Third, when I first took the job, I called a high-ranking TSA official to talk about a policy (the specifics elude me now). I asked about why something was being done and whether, if it was something that was needed, some sort of explanation could be given to airports, as the policy was harming throughput, and thereby airport operations. The answer I got was, “don’t your members read the papers?” To be candid, I got this sort of answer a lot in those early days. Today, that rarely, if ever, happens. When changes are contemplated, input is now sought early in the process. There is much more information and collaboration, with constructive results.

Yet, TSA only gets “two cheers” because there are some things that can be done differently. TSA officers should be focused on passengers and bags, for example. They have no business prowling around parking lots (and oftentimes reporting to the airport that a number of cars have expired tags). That’s what airport and local law enforcement does. This remains a matter of contention at many airports.

Also, TSA should not be stopping people in public areas of the terminal. This is a public space, and the Fourth Amendment still applies. Frankly, many of the most colorful discussions with TSA over the years have pertained to Fourth Amendment issues. The TSA legal department has an “interesting” interpretation of the Fourth Amendment. This also remains an area of contention with airports and with local law enforcement, which is responsible for those areas anyway.

And on information, while TSA is almost immeasurably better than it was eight years ago in this regard, there is still too much of an adversarial and closed tone. Classified briefings rarely yielded any information I could not have figured out by watching CNN. Yet, when I’ve visited Israel with delegations of airport leaders, the information we get from their government is much more interesting and valuable.

In my first conversation with a TSA Administrator as head of the airport association, I told him my job was to translate my members to him, and to translate TSA to my members. It is a two-way street. Much of what TSA does happens at the airport, and if someone does not like it, the airport gets blamed. We are in the same boat, for better or worse.

Greg Principato is the former President of Airports Council International – North America.

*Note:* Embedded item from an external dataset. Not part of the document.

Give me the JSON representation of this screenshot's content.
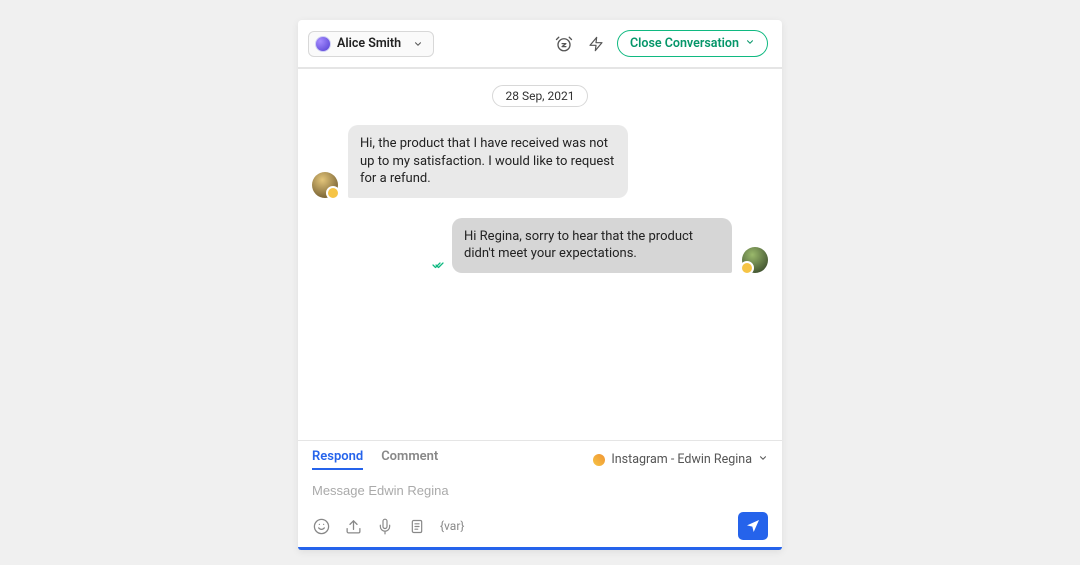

Greg Principato blogs primarily on aviation and transportation security. His involvement in aviation and transportation infrastructure spans more than thirty years. He previously served as President of Airports Council International – North American from 2005 to 2013, where he oversaw the leading association of airports and airport-related businesses in North America, which enplane nearly all of the domestic and international airline passenger and cargo traffic on the continent. ACI-NA is the largest of the five worldwide regions of Airports Council International. Read More
  • Too bad you’re still sucking up to the TSA. The agency’s uniformed pedophiles and thugs abuse us with impunity, yet all you can manage is “two cheers instead of three.” Congratulations.

  • 1amWendy

    Since you have given this significant thought, I would welcome your thoughts on the 100% harassment given to anyone with a medical assistive device or prosthetic. These are pieces of equipment that are permanently required, and personally, I adhere to the oft-repeated phrase: “the definition of insanity is doing the same thing over and over and expecting a different result.”